- Education: National Technical University of Athens
- Occupation: Engineer
- Employer: Williams Racing
- Known for: Formula One engineer
- Title: Chief engineer

= Angelos Tsiaparas =

Greek Motorsports Engineer

Angelos Tsiaparas (Άγγελος Τσιαπάρας) is a Greek Formula One and motorsports engineer. He is currently the Chief Engineer for the Williams Racing Formula One team.

==Career==
Tsiaparas studied Mechanical Engineering at the National Technical University of Athens, where he completed a Master of Engineering Science (MSc) degree specialising in air and ground vehicles between 2009 and 2016. He began his motorsport career with Manor Racing in 2016 as a Design Engineer in the team's Advanced Projects Group, working on future car conceptual engineering, engineering analysis and suspension design.
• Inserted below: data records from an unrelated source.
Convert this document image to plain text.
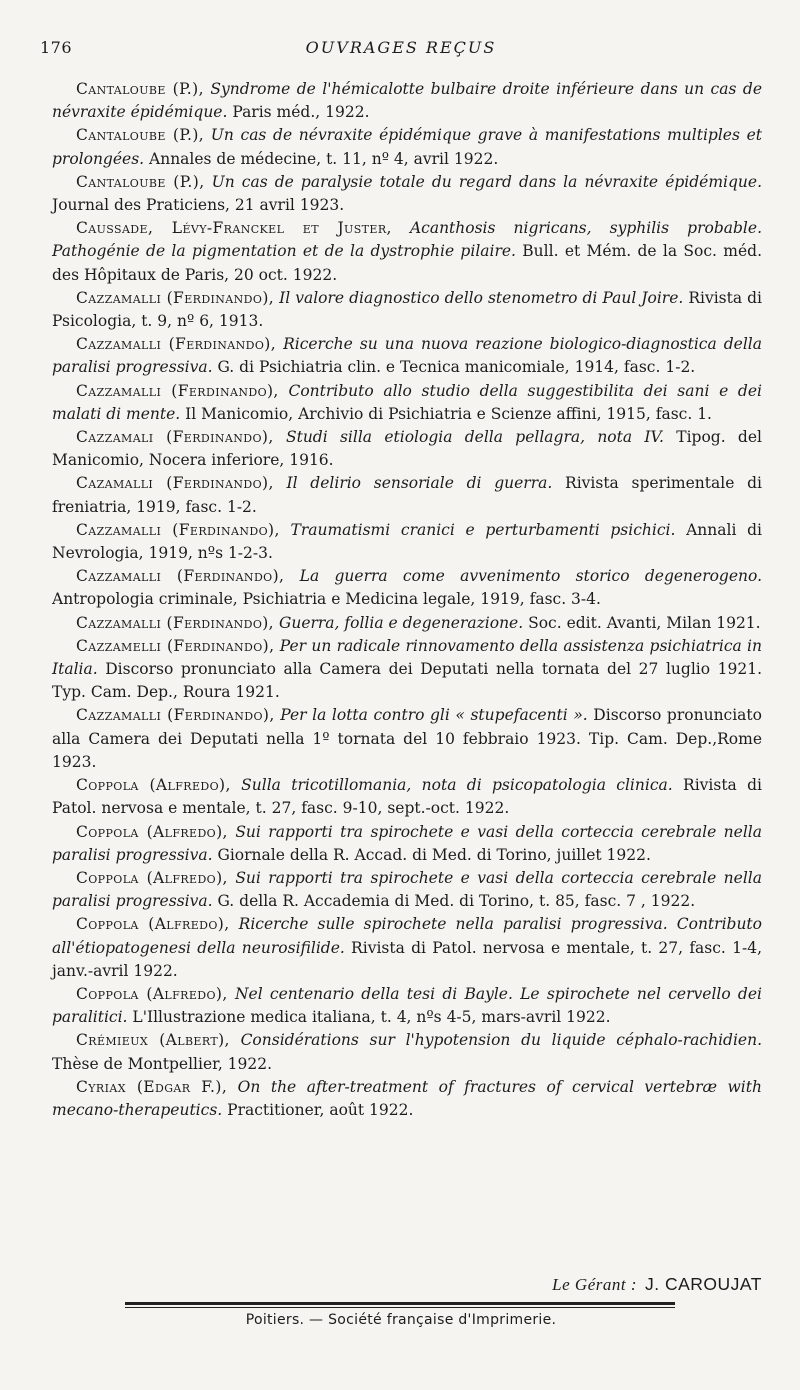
176	OUVRAGES REÇUS

Cantaloube (P.), Syndrome de l'hémicalotte bulbaire droite inférieure dans un cas de névraxite épidémique. Paris méd., 1922.

Cantaloube (P.), Un cas de névraxite épidémique grave à manifestations multiples et prolongées. Annales de médecine, t. 11, nº 4, avril 1922.

Cantaloube (P.), Un cas de paralysie totale du regard dans la névraxite épidémique. Journal des Praticiens, 21 avril 1923.

Caussade, Lévy-Franckel et Juster, Acanthosis nigricans, syphilis probable. Pathogénie de la pigmentation et de la dystrophie pilaire. Bull. et Mém. de la Soc. méd. des Hôpitaux de Paris, 20 oct. 1922.

Cazzamalli (Ferdinando), Il valore diagnostico dello stenometro di Paul Joire. Rivista di Psicologia, t. 9, nº 6, 1913.

Cazzamalli (Ferdinando), Ricerche su una nuova reazione biologico-diagnostica della paralisi progressiva. G. di Psichiatria clin. e Tecnica manicomiale, 1914, fasc. 1-2.

Cazzamalli (Ferdinando), Contributo allo studio della suggestibilita dei sani e dei malati di mente. Il Manicomio, Archivio di Psichiatria e Scienze affini, 1915, fasc. 1.

Cazzamali (Ferdinando), Studi silla etiologia della pellagra, nota IV. Tipog. del Manicomio, Nocera inferiore, 1916.

Cazamalli (Ferdinando), Il delirio sensoriale di guerra. Rivista sperimentale di freniatria, 1919, fasc. 1-2.

Cazzamalli (Ferdinando), Traumatismi cranici e perturbamenti psichici. Annali di Nevrologia, 1919, nºs 1-2-3.

Cazzamalli (Ferdinando), La guerra come avvenimento storico degenerogeno. Antropologia criminale, Psichiatria e Medicina legale, 1919, fasc. 3-4.

Cazzamalli (Ferdinando), Guerra, follia e degenerazione. Soc. edit. Avanti, Milan 1921.

Cazzamelli (Ferdinando), Per un radicale rinnovamento della assistenza psichiatrica in Italia. Discorso pronunciato alla Camera dei Deputati nella tornata del 27 luglio 1921. Typ. Cam. Dep., Roura 1921.

Cazzamalli (Ferdinando), Per la lotta contro gli « stupefacenti ». Discorso pronunciato alla Camera dei Deputati nella 1º tornata del 10 febbraio 1923. Tip. Cam. Dep.,Rome 1923.

Coppola (Alfredo), Sulla tricotillomania, nota di psicopatologia clinica. Rivista di Patol. nervosa e mentale, t. 27, fasc. 9-10, sept.-oct. 1922.

Coppola (Alfredo), Sui rapporti tra spirochete e vasi della corteccia cerebrale nella paralisi progressiva. Giornale della R. Accad. di Med. di Torino, juillet 1922.

Coppola (Alfredo), Sui rapporti tra spirochete e vasi della corteccia cerebrale nella paralisi progressiva. G. della R. Accademia di Med. di Torino, t. 85, fasc. 7 , 1922.

Coppola (Alfredo), Ricerche sulle spirochete nella paralisi progressiva. Contributo all'étiopatogenesi della neurosifilide. Rivista di Patol. nervosa e mentale, t. 27, fasc. 1-4, janv.-avril 1922.

Coppola (Alfredo), Nel centenario della tesi di Bayle. Le spirochete nel cervello dei paralitici. L'Illustrazione medica italiana, t. 4, nºs 4-5, mars-avril 1922.

Crémieux (Albert), Considérations sur l'hypotension du liquide céphalo-rachidien. Thèse de Montpellier, 1922.

Cyriax (Edgar F.), On the after-treatment of fractures of cervical vertebræ with mecano-therapeutics. Practitioner, août 1922.

Le Gérant : J. CAROUJAT
Poitiers. — Société française d'Imprimerie.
In 2017, Tsiaparas joined Red Bull Racing as a Design Engineer, contributing to future car conceptual design studies, suspension systems development, component analysis and research and development projects.

In 2022, he was promoted to Senior Design Engineer at Red Bull, focusing on suspension systems design and development, future car conceptual design and advanced R&D activities. Alongside his role at Red Bull, he also worked part-time as a Performance Engineer at Eurotech Racing Limited in 2018, supporting chassis parameter analysis, car set-up optimisation and suspension kinematics simulation.

Tsiaparas joined Williams Racing in 2023 as Head of Concept Design, where he led conceptual development for the team's Formula One cars. In July 2024, he was appointed Chief Engineer for the FW48 project, leading the cross-departmental development of Williams’ 2026 Formula One car.